Hoje o inimigo veio me espreitar
Armou tocaia lá na curva do rio
Trouxe um porrete a mó de me quebrar,
Mas eu não quebro porque sou macio
CHICO

Quando percebi, já tinha derramado todo o suco na camisa. Suco de tomate, vermelhão, saboroso, perdido por causa do tapa que tomei bem no meio das costas. Amigo não é pra essas coisas, eu pensei, e quando virei pra falar com O Gago, percebi que a conversa não ia durar muito. Duas palavrinhas, eu disse, só duas palavrinhas, Gago, e você vai ver que o que fiz tem explicação.

Juro que quase me caguei só por ver que ele tinha os pelos do antebraço arrepiados, eriçados apontando pro céu, como se um fio de 220V viesse não sei de onde e passasse pelo corpo inteiro, arrebentando a pele. Ele estava ali, um arco e flecha humano, prontinho pra acertar a minha boca e estilhaçar o meu juízo.

– Você é o inimigo.

– Eeeeeu?, falei com cinismo e medo. Como cê pode dizer uma coisa dessas? O que fiz, fiz por amor.

Ele riu pra caralho.

Era ele rindo e eu sentindo o suor descer da minha nuca até secar na cueca.

– O que fiz, fiz por amor, um amor desesperadamente vermelho como esse suco de tomate que você acabou de fazer com que eu derrubasse na minha camisa. Mas acho primeiro que você deveria relaxar, tomar uma dose de algo, respirar no rara, parar pra pensar. Por que eu mataria Dentinho?

– Simplesmente porque você quer me ver pelas costas.

Não sentei no balcão do boteco só de onda. Eu sabia que O Gago ia chegar pra tirar satisfação e eu tinha tudo pra acabar no bico do corvo, feito minhoca ou qualquer bichinho que corvo come, mas se não fosse assim, na exposição, feito carne à mostra, talvez eu nem tivesse tempo de envergar e depois voltar. Talvez quebrasse logo de vez.
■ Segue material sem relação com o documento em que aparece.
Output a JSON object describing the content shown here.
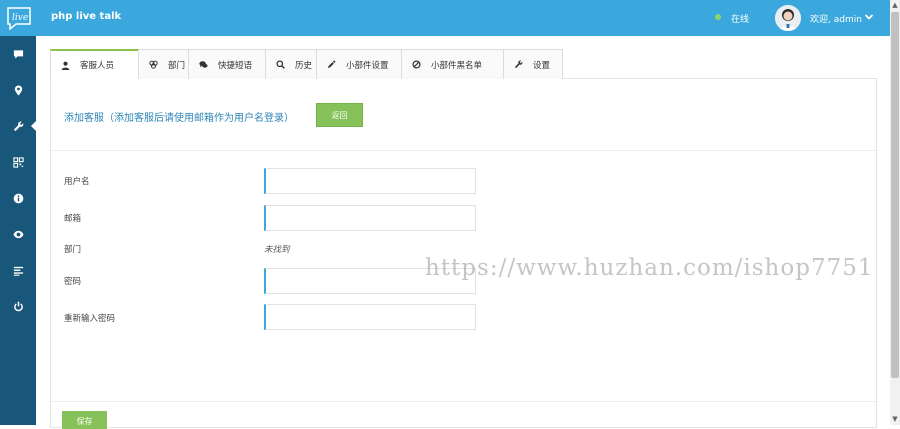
{
  "app": {
    "logo_text": "live",
    "title": "php live talk"
  },
  "header": {
    "status": "在线",
    "welcome": "欢迎, admin"
  },
  "sidebar": {
    "items": [
      "chat-icon",
      "location-icon",
      "wrench-icon",
      "qrcode-icon",
      "info-icon",
      "eye-icon",
      "list-icon",
      "power-icon"
    ],
    "active_index": 2
  },
  "tabs": [
    {
      "label": "客服人员",
      "icon": "user-icon",
      "active": true
    },
    {
      "label": "部门",
      "icon": "group-icon",
      "active": false
    },
    {
      "label": "快捷短语",
      "icon": "comments-icon",
      "active": false
    },
    {
      "label": "历史",
      "icon": "search-icon",
      "active": false
    },
    {
      "label": "小部件设置",
      "icon": "eyedropper-icon",
      "active": false
    },
    {
      "label": "小部件黑名单",
      "icon": "ban-icon",
      "active": false
    },
    {
      "label": "设置",
      "icon": "wrench-icon",
      "active": false
    }
  ],
  "form": {
    "heading": "添加客服（添加客服后请使用邮箱作为用户名登录）",
    "back_label": "返回",
    "fields": {
      "username": {
        "label": "用户名",
        "value": ""
      },
      "email": {
        "label": "邮箱",
        "value": ""
      },
      "department": {
        "label": "部门",
        "value": "未找到"
      },
      "password": {
        "label": "密码",
        "value": ""
      },
      "password_repeat": {
        "label": "重新输入密码",
        "value": ""
      }
    },
    "save_label": "保存"
  },
  "watermark": "https://www.huzhan.com/ishop7751",
  "colors": {
    "topbar": "#3aa8dc",
    "sidebar": "#19577a",
    "accent_green": "#86c159",
    "heading_blue": "#2f86b7"
  }
}
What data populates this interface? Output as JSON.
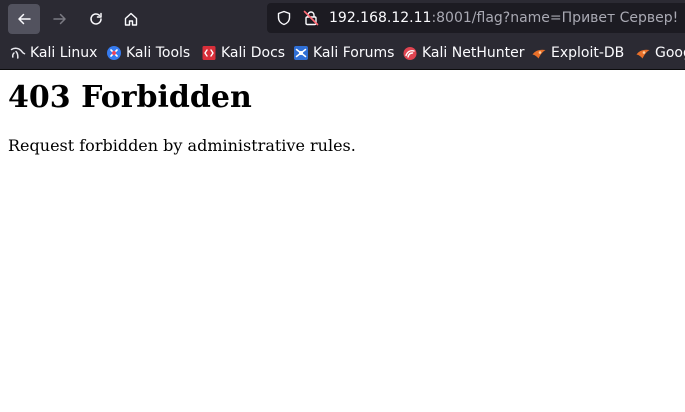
{
  "browser": {
    "url_host": "192.168.12.11",
    "url_rest": ":8001/flag?name=Привет Сервер!",
    "icons": {
      "back": "arrow-left-icon",
      "forward": "arrow-right-icon",
      "reload": "reload-icon",
      "home": "home-icon",
      "shield": "shield-icon",
      "insecure": "insecure-lock-icon"
    }
  },
  "bookmarks": [
    {
      "label": "Kali Linux",
      "icon": "kali-dragon-icon"
    },
    {
      "label": "Kali Tools",
      "icon": "kali-tools-icon"
    },
    {
      "label": "Kali Docs",
      "icon": "kali-docs-icon"
    },
    {
      "label": "Kali Forums",
      "icon": "kali-forums-icon"
    },
    {
      "label": "Kali NetHunter",
      "icon": "kali-nethunter-icon"
    },
    {
      "label": "Exploit-DB",
      "icon": "exploit-db-icon"
    },
    {
      "label": "Google Hacking DB",
      "icon": "google-hacking-db-icon"
    }
  ],
  "page": {
    "heading": "403 Forbidden",
    "message": "Request forbidden by administrative rules."
  }
}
– Você não entende o que é devoção, né, Gago? Devoto é cego, irmão. Eu enceguerei, como dizia minha querida avó (puxei pela avó porque sabia que o doutorzinho ali na minha frente, o ódio transbordando, tinha sido criado pela avó), quando percebi que Dentinho estava de sacanagem com você. Fazendo conta errada, tirando da boca e colocando no bolso dele sem você perceber. Fiz por amor, Gago, por devoção cega, não pensei muito, não. Foi doído ver o que vi e não me manifestar.

– E precisava matar o cara? Não podia dar a real pra mim pra que eu resolvesse o que fazer?

Entupi, fiquei caladão na hora. Se eu dissesse a verdade antes de meter chumbo no cidadão, era capaz que Dita metesse os pés pelas mãos e resolvesse ficar com Dentinho, coisa que eu não queria. Dita até podia ser do Gago, mas depois dele ela era só minha. Parceria sem o parceiro saber. O que é que aquele treta do Dentinho tinha que vir morar nessa história de nós três?

-Não, parceiro, não dava. Resolvi eu mesmo. Agora tá tudo na maciota. Nós dois, a boca a todo vapor, o amor, a devoção…

O Gago acatou. E eu me senti macio como nunca. Envergando sem quebrar.